Iterative OLS for PAC equation

Hi, I am constructing a FRB/US type semi-structure model and using DYNARE to estimate a PAC equation. PAC_EST.mod (1.9 KB)

However, I found that the iterative OLS method is only applicable with trend_component_model, but it makes a following error with var_model.
Strange thing is that it works perfectly well with nls method.

Error using strfind
Not enough input arguments.

Error in pac.estimate.iterative_ols (line 130)
if isempty(strfind(match.var, ‘(-1)’))

Error in PAC_EST.driver (line 366)
pac.estimate.iterative_ols(‘pac_equation’, eparams, edata, dates(‘2005Q1’):dates(‘2005Q1’)+4000);

Error in dynare (line 281)
evalin(‘base’,[fname ‘.driver’]);

Does Dynare provide iterative_ols method only for the trend_component model case?
Of course, I can work with the non-linear least squre method, still this issue lingers on my mind.
Thank you in advance.


Dear Seokil,

This is a bug, thanks for reporting it. I simply forgot to update the iterative OLS routine when I added the possibility to have a constant in the auxiliary model. I have pushed a patch fixing the issue, it will be available in the next minor release. You can have a look at the patch here:

As a general rule, I discourage the use of iterative OLS which is less robust, and doesn’t have (to my knowledge) clear properties about bias and efficiency. Also by construction it will deliver a greater sum of squared residual.


Dear Stéphane,

Thank you very much for the update.
I have one more question though.
Where can I find the estimates of the pac_expectation, the infinite sum part?
I presume that Dynare would compute the stationary and nonstationary part of the infinite sum, but I could not find any of them.


Dear Seokil,

I have the impression that we do not save it.
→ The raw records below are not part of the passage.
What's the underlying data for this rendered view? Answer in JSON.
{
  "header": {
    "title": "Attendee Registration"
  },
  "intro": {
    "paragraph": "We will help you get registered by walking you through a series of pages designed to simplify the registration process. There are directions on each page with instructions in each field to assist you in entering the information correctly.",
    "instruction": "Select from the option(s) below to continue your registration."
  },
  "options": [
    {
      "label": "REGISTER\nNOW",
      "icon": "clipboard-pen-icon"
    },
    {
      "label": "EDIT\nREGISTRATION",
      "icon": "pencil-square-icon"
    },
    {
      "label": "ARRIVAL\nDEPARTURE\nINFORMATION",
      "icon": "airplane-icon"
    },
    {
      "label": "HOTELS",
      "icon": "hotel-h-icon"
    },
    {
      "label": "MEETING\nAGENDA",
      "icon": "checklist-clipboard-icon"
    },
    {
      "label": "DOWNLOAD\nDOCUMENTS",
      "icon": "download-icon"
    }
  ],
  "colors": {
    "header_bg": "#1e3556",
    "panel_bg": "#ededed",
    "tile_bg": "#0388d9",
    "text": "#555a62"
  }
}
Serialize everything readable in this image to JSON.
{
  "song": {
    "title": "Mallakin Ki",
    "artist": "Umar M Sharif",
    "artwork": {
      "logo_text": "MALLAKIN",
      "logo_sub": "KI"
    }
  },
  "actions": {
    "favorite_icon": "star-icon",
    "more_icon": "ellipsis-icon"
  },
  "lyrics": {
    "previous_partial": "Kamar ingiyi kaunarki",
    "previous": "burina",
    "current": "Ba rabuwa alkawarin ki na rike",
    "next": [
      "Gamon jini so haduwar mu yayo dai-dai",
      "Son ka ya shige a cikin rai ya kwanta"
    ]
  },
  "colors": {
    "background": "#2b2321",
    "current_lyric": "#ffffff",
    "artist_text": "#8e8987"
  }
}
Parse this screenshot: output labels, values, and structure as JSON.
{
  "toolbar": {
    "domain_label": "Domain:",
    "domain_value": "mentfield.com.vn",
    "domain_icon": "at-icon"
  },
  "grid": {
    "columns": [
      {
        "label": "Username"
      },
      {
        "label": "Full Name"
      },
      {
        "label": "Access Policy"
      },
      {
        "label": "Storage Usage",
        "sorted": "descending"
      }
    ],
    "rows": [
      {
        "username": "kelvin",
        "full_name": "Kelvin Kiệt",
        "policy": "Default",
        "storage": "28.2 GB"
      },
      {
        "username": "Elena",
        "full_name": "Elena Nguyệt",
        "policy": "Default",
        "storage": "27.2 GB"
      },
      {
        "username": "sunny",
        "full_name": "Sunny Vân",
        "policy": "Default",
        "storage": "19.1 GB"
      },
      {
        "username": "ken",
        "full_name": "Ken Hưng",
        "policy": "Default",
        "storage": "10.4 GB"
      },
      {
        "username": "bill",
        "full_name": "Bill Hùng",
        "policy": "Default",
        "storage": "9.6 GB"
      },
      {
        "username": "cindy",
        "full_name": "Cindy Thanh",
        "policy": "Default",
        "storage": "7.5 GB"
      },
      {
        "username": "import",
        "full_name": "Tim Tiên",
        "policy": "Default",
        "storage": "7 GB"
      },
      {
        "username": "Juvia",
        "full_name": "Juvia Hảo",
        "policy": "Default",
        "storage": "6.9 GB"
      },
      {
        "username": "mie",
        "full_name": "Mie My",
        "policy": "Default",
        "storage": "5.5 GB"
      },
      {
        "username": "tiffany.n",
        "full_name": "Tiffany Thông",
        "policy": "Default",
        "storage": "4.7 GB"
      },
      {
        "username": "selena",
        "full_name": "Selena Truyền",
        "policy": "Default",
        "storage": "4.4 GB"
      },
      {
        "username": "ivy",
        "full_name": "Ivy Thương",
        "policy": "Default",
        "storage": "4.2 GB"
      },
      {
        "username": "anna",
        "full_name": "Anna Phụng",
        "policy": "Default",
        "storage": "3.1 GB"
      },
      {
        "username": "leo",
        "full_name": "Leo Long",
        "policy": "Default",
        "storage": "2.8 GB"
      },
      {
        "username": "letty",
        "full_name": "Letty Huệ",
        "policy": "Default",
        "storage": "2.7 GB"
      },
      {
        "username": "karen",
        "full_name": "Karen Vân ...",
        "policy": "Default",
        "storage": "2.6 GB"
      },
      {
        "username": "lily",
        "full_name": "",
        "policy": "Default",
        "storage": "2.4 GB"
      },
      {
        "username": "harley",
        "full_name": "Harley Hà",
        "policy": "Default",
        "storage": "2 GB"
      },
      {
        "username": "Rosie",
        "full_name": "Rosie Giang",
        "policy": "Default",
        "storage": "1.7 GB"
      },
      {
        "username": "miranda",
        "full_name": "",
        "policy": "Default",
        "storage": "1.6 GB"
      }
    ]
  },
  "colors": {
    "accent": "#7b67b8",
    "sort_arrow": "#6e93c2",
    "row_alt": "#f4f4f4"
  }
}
Dynare creates an auxiliary variable for the PAC expectation term (named pac_expectation_pacman, replace pacman by the name of your PAC expectation model as declared in your .mod file). You can see the equation in the JSON generated file. You just have to evaluate the RHS of this equation.


Thank you again for the comment.
Nevertheless, would there be any other ways to recover the h_0, h_1 vector for the expectation term?